Carrie Goldsticker Concert

Event Information

Venue(s):
Apollo Hall

Price: $1

Record Information

Status:
Published

Last Updated:
21 August 2022

Performance Date(s) and Time(s)

01 Jun 1870, 8:00 PM

Program Details

The citations do not attribute the aria from Romeo and Juliet that Goldsticker sang, but Music in Gotham assumes it to be that by Gounod.

Performers and/or Works Performed

2)
Composer(s): Gounod
Participants:  Carrie Goldsticker
3)
aka Flower song; Flower aria
Composer(s): Gounod
Participants:  Carrie Goldsticker
4)
Composer(s): Mozart
5)
Composer(s): Weber

Citations

1)
Advertisement: New York Herald, 31 May 1870, 9.
2)
Advertisement: New-York Times, 01 June 1870, 7.
3)
Review: New-York Times, 02 June 1870, 5.

“Miss Carrie Goldsticker, a pupil, we believe of Mr. Carl Anschutz, gave a vocal and instrumental concert last evening at Apollo Hall. The room was comfortably filled, and Miss Ggldsticker’s [sic] singing afforded decided pleasure. The lady is young, evidently endowed with good musical ability, and gifted with a ringing soprano voice. Signor Lotti, Signor Randolfi, Signor Christiani, a pianist of fair executive skill, and Herren Richter and Weinlich assisted her, and Herr Anschutz presided at the piano.”

4)
Review: New York Post, 02 June 1870, 2.

“A concert of unusual excellence was given last evening at Apollo Hall by Miss Goldsticker, under the musical pilotage of the veteran artist, Mr. Anschutz. Fourteen pieces of German and Italian masters were performed vocally and instrumentally, with a completeness and finish in every way creditable to all the artists. Such a concert was a very appropriate and beautiful introduction to the leafy month of June, and all who heard it will treasure up its artistic aroma, as they will the perfume of this month’s flowers.

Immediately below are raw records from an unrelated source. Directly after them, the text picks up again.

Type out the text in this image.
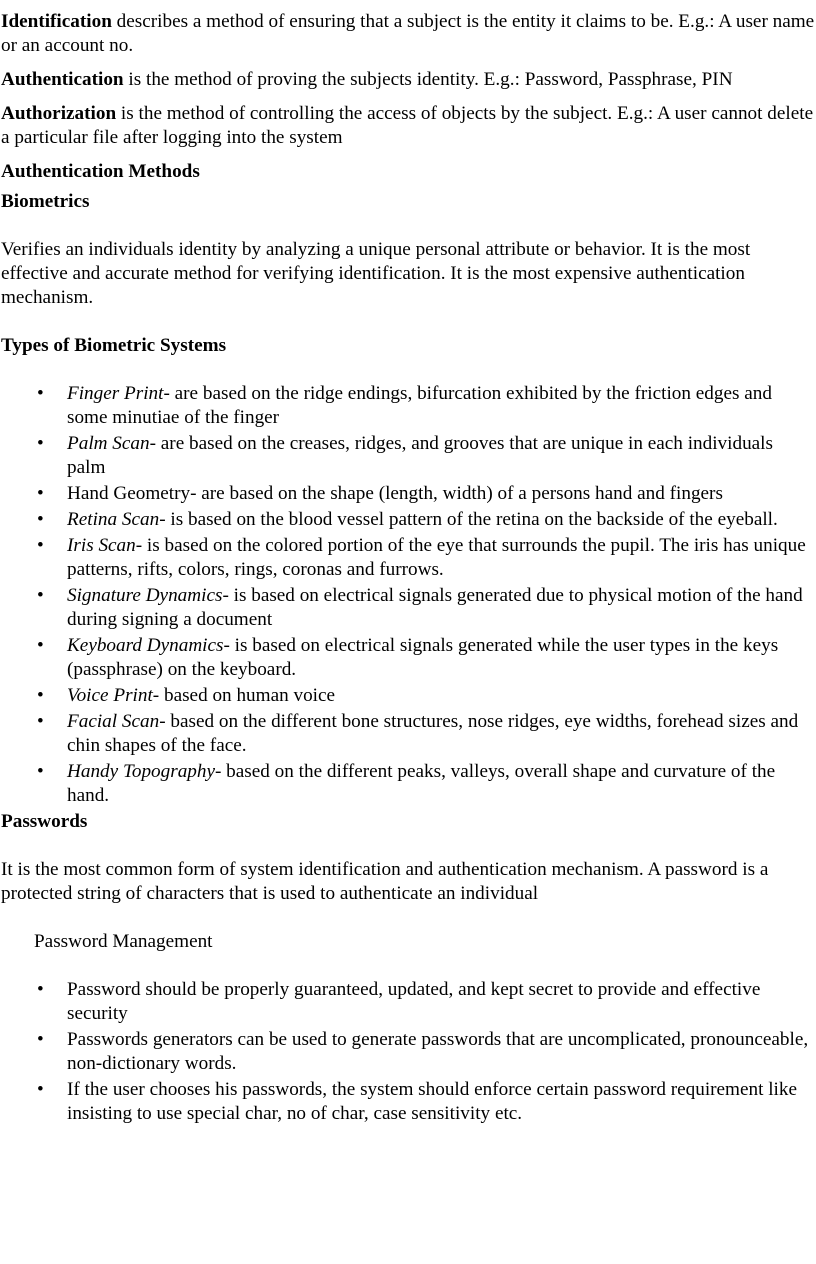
Identification describes a method of ensuring that a subject is the entity it claims to be. E.g.: A user name or an account no.

Authentication is the method of proving the subjects identity. E.g.: Password, Passphrase, PIN

Authorization is the method of controlling the access of objects by the subject. E.g.: A user cannot delete a particular file after logging into the system

Authentication Methods

Biometrics

Verifies an individuals identity by analyzing a unique personal attribute or behavior. It is the most effective and accurate method for verifying identification. It is the most expensive authentication mechanism.

Types of Biometric Systems

• Finger Print- are based on the ridge endings, bifurcation exhibited by the friction edges and some minutiae of the finger
• Palm Scan- are based on the creases, ridges, and grooves that are unique in each individuals palm
• Hand Geometry- are based on the shape (length, width) of a persons hand and fingers
• Retina Scan- is based on the blood vessel pattern of the retina on the backside of the eyeball.
• Iris Scan- is based on the colored portion of the eye that surrounds the pupil. The iris has unique patterns, rifts, colors, rings, coronas and furrows.
• Signature Dynamics- is based on electrical signals generated due to physical motion of the hand during signing a document
• Keyboard Dynamics- is based on electrical signals generated while the user types in the keys (passphrase) on the keyboard.
• Voice Print- based on human voice
• Facial Scan- based on the different bone structures, nose ridges, eye widths, forehead sizes and chin shapes of the face.
• Handy Topography- based on the different peaks, valleys, overall shape and curvature of the hand.

Passwords

It is the most common form of system identification and authentication mechanism. A password is a protected string of characters that is used to authenticate an individual

Password Management

• Password should be properly guaranteed, updated, and kept secret to provide and effective security
• Passwords generators can be used to generate passwords that are uncomplicated, pronounceable, non-dictionary words.
• If the user chooses his passwords, the system should enforce certain password requirement like insisting to use special char, no of char, case sensitivity etc.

“Miss Goldsticker is young, handsome, modest and graceful. Her voice is sweet, mellow and flexible, and her method is unexceptionable. Her musical education has been too good to admit of any vocal sensationalism, but the oftener she is heard, the more public ear will be taught to appreciate her properly. In the Swiss song, the aria from ‘Romeo,’ and Siebel’s garden song from ‘Faust,’ the delicacy, sweetness and fertile flexibility of her voice were chastely and most admirably bodied forth.

“Of Lotti and Weinlich, so well known to the public, we scarcely need add anything, except that they sang up to their highest standard and were very acceptable to the audience. Signor Randolphi [sic] was in splendid voice, and sang with an earnestness and a fine sense of vocal requirement which elicited the heartiest applause. There is something so fresh, full and magnetic in his voice, that the ear is most sympathetically drawn to it.

“The piano was musically eloquent to the skilled fingers of Mr. Adolfo Christiani, and appealed most effectively to the cultivated, but his selections were of too high an order to meet the popular taste.

“Noll’s celebrated quintet, under the leadership of Mr. Anschutz, gave the overtures to ‘Oberon’ and ‘Figaro’ in the most perfect manner, and well deserved the applause which was so freely given.

“The pianoforte used on this occasion as the first grand piano built by Decker & Brothers, and received much praise for its brilliancy and power of tone.”